The Mills Landing planned unit development includes 105 attached single-family homes, ranging between 1,397 square feet and 1,460 square feet, each with garages and 20 foot driveways as well as an additional 60 guest parking spots.
It’s planned on 7.8 acres on State Street, between William and Long streets, on property that’s currently zoned commercial.
State Street Development LLC, the owner, represented by the designer, Manhard Consulting, requested a reduction in perimeter setbacks and in the minimum lot size, the use of a modified parking standard, and a special use permit to allow residential use.
The commission agreed to all of it, but not before requiring a change in the setback at the south end of the development.
PUDs require 20-foot setbacks so the developer had requested a reduction to 10-foot setbacks everywhere.
The north and west perimeters abut residences and open space, but the south perimeter is adjacent to an undeveloped commercial lot so city staff didn’t find in favor of a reduced setback there.
The commissioners concurred and Chris Baker, planning manager of Manhard Consulting, agreed to expand the utility easement on the south side from five to 10 feet, which with 10-foot backyards would create a 20-foot space between the homes and any future commercial development.
The commissioners also required the developer meet construction requirements for building on an earthquake fault line and State Street would be striped to create a right and left turn lane where it intersects William Street.

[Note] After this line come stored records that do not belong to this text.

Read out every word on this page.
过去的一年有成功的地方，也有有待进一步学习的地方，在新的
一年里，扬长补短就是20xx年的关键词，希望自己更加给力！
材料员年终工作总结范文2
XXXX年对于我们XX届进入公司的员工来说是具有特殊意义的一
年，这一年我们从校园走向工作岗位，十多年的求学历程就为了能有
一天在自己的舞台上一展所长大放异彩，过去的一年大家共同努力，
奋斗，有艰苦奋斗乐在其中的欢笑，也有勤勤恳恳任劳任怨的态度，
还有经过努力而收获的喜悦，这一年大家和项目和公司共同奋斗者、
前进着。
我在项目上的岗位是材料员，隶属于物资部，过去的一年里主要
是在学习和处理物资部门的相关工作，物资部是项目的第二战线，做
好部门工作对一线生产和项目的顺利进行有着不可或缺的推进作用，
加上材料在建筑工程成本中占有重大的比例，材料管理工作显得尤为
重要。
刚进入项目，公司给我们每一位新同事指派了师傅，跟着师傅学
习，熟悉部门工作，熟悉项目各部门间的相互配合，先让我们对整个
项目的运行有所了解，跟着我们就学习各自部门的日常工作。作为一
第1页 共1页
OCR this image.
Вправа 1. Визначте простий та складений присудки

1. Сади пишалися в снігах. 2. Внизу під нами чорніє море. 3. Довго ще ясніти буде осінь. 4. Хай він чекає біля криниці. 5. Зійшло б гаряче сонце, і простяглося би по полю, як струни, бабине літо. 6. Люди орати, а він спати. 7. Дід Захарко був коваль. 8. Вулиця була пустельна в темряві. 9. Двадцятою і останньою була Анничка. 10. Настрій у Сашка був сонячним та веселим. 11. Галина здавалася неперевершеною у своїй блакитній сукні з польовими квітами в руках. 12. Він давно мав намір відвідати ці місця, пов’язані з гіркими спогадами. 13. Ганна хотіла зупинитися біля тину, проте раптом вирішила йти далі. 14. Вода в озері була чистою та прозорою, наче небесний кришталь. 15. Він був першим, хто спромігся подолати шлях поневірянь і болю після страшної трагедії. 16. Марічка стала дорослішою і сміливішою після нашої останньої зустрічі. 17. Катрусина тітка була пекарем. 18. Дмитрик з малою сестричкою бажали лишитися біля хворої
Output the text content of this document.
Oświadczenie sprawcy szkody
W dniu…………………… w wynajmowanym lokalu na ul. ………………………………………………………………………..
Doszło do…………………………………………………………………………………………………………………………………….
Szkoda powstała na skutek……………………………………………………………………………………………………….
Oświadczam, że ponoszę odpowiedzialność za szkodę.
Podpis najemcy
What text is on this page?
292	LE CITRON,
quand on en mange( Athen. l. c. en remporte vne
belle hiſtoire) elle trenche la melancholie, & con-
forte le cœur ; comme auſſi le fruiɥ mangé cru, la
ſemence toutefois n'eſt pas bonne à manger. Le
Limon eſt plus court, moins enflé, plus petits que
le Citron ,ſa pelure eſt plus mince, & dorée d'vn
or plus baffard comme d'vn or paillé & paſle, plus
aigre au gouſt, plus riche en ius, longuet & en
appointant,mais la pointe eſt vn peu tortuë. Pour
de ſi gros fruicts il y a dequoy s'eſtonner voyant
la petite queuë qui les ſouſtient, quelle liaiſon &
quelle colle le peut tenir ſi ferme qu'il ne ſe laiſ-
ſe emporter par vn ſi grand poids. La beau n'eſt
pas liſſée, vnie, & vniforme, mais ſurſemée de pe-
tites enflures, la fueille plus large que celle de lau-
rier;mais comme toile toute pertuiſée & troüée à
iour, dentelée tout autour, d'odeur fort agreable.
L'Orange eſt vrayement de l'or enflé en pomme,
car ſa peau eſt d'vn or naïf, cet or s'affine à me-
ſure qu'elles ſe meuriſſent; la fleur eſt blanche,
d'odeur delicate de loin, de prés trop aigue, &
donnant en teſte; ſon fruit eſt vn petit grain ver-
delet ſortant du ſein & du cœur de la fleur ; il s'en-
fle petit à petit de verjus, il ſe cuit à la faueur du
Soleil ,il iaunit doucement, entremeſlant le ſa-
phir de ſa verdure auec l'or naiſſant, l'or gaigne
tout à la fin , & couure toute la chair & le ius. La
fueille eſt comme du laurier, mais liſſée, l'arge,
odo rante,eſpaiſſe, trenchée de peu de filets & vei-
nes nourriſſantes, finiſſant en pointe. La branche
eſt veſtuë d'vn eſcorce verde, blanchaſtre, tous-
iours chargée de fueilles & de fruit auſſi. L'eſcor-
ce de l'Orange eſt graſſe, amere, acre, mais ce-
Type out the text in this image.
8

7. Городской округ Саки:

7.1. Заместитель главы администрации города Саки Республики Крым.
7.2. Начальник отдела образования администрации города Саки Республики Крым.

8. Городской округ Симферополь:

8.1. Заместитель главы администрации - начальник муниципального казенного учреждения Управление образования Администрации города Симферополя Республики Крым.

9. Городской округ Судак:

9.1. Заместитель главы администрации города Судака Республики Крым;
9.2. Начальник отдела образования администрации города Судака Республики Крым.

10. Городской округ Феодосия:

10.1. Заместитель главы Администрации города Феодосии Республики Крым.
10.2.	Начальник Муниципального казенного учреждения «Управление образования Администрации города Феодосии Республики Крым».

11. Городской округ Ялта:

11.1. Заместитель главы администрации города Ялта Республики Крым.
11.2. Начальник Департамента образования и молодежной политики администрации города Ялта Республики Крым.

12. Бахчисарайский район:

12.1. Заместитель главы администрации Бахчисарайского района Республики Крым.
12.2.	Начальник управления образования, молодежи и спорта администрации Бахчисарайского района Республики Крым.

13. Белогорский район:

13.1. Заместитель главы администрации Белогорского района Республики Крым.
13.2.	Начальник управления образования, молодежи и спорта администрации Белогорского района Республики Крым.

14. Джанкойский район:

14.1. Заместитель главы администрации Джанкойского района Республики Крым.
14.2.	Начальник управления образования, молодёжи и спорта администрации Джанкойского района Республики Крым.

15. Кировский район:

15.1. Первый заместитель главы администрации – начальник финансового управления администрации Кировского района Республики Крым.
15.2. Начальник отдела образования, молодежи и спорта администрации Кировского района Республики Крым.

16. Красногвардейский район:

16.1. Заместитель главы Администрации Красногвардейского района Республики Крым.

Much of the discussion and public comment centered around the development’s impact on traffic, specifically at the already busy William Street intersection, and concerns children living there would be endangered trying to cross the busy street to get to Mills Park.
“They’ll figure out the drainage and the culvert,” said John Everhart, a nearby resident, referring to other issues that had come up in the discussion. “The city says its on the radar screen, but how do we make sure it happens before this development gets done.”
Lee Plemel, community development director, said earlier making William Street safer for pedestrians and bicyclists is a priority for the city.
Patrick Pittenger, transportation manager, said a traffic study required of the developer didn’t show the development crossing any kind of threshold for change at the intersection other than creating two turn lanes.
“But it does present a challenge for the future,” said Pittenger, who said it’s too close to the traffic signal at Saliman Road to add a signal there.
Commissioner Victor Castro asked if State Street could be changed to a right-turn only, but Pittenger said only diverting the traffic attempting to go east on William Street elsewhere would negatively impact the commercial businesses there.
With the additional conditions, the commissioners voted 5-1 to recommend the plan to the Board of Supervisors for its approval.
Commissioner Walt Owens voted no and Commissioner Daniel Salerno was absent.
The commissioners also approved an SUP for Maverik Inc. to add a 21-foot high, 108-foot area sign for guiding trucks through a new weigh station being added at the Research Way gas station.
The commission also gave its OK to an SUP for an 8-unit apartment building, with 20 parking spaces and landscaping on a 14,375 square foot parcel, at 1770 Nichols Lane.